Tools & Software

Low-Code / No-Code

Ansätze, bei denen Software per visueller Oberfläche statt klassischer Programmierung erstellt wird — für schnelle Lösungen ohne Entwicklerteam.

Auch bekannt als:  No-Code, Low-Code, Visual Development, visuelles Programmieren

Was ist Low-Code / No-Code?

Low-Code und No-Code sind Entwicklungsansätze, bei denen Software-Anwendungen, Automatisierungen oder digitale Prozesse ohne — oder mit sehr wenig — klassischer Programmierung erstellt werden. Die Entwicklung erfolgt über visuelle Oberflächen: Drag-and-Drop, Formulare und vorgefertigte Bausteine.

No-Code: Keine Programmierkenntnisse erforderlich. Die gesamte Logik wird per visueller Oberfläche konfiguriert.

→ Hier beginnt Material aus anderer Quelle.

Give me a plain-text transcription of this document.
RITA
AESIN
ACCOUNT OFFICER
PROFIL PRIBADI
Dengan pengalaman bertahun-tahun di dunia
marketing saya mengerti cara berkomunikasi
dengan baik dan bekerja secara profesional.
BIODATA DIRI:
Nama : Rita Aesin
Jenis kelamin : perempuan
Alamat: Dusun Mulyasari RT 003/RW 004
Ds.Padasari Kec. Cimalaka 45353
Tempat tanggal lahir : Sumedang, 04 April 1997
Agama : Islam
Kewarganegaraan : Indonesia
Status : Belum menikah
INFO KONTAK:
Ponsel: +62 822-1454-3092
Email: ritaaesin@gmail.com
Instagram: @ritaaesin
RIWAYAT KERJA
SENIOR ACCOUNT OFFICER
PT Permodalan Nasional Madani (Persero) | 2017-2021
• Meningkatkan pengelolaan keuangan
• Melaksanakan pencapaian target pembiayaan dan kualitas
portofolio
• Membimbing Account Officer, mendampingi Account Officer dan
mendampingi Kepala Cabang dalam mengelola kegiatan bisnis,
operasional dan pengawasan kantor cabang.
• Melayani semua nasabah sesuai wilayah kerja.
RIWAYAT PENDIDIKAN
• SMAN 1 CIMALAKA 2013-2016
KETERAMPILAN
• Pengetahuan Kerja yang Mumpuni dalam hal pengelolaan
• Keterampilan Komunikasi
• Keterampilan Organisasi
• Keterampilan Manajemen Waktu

Low-Code: Wenig Code nötig. Die visuelle Basis wird bei Bedarf durch Code-Erweiterungen ergänzt — für spezifische Anforderungen, die vorgefertigte Bausteine nicht abdecken.

Werkzeugkategorien

ZweckNo-Code BeispieleLow-Code Beispiele
Workflow-Automatisierung[[zapier]], [[make]][[n8n]], [[rpa|RPA]]
Apps und PortaleGlide, SoftrBubble, OutSystems
Datenbanken / TabellenAirtable, NotionAppSheet
WebsitesWebflow, Framer(keine klare Grenze)
KI-AssistentenBotpress, VoiceflowLangchain, LlamaIndex

Vorteile für KMU

Geschwindigkeit: Prototypen entstehen in Stunden statt Wochen. Ideen können schnell getestet werden — ohne Entwicklungsaufwand zu riskieren.

Unabhängigkeit: Fachbereiche können eigene Lösungen für ihre Prozesse bauen, ohne auf eine IT-Abteilung oder externe Entwickler angewiesen zu sein.

Kosteneffizienz: Für Standardlösungen und interne Prozesse ist kein teures Entwicklerteam erforderlich.

Flexibilität: Schnell anpassbar, wenn sich Anforderungen ändern.

Grenzen und Risiken

Skalierbarkeit: Bei sehr großen Datenmengen, komplexer Logik oder sicherheitskritischen Systemen stoßen No-Code-Tools an ihre Grenzen.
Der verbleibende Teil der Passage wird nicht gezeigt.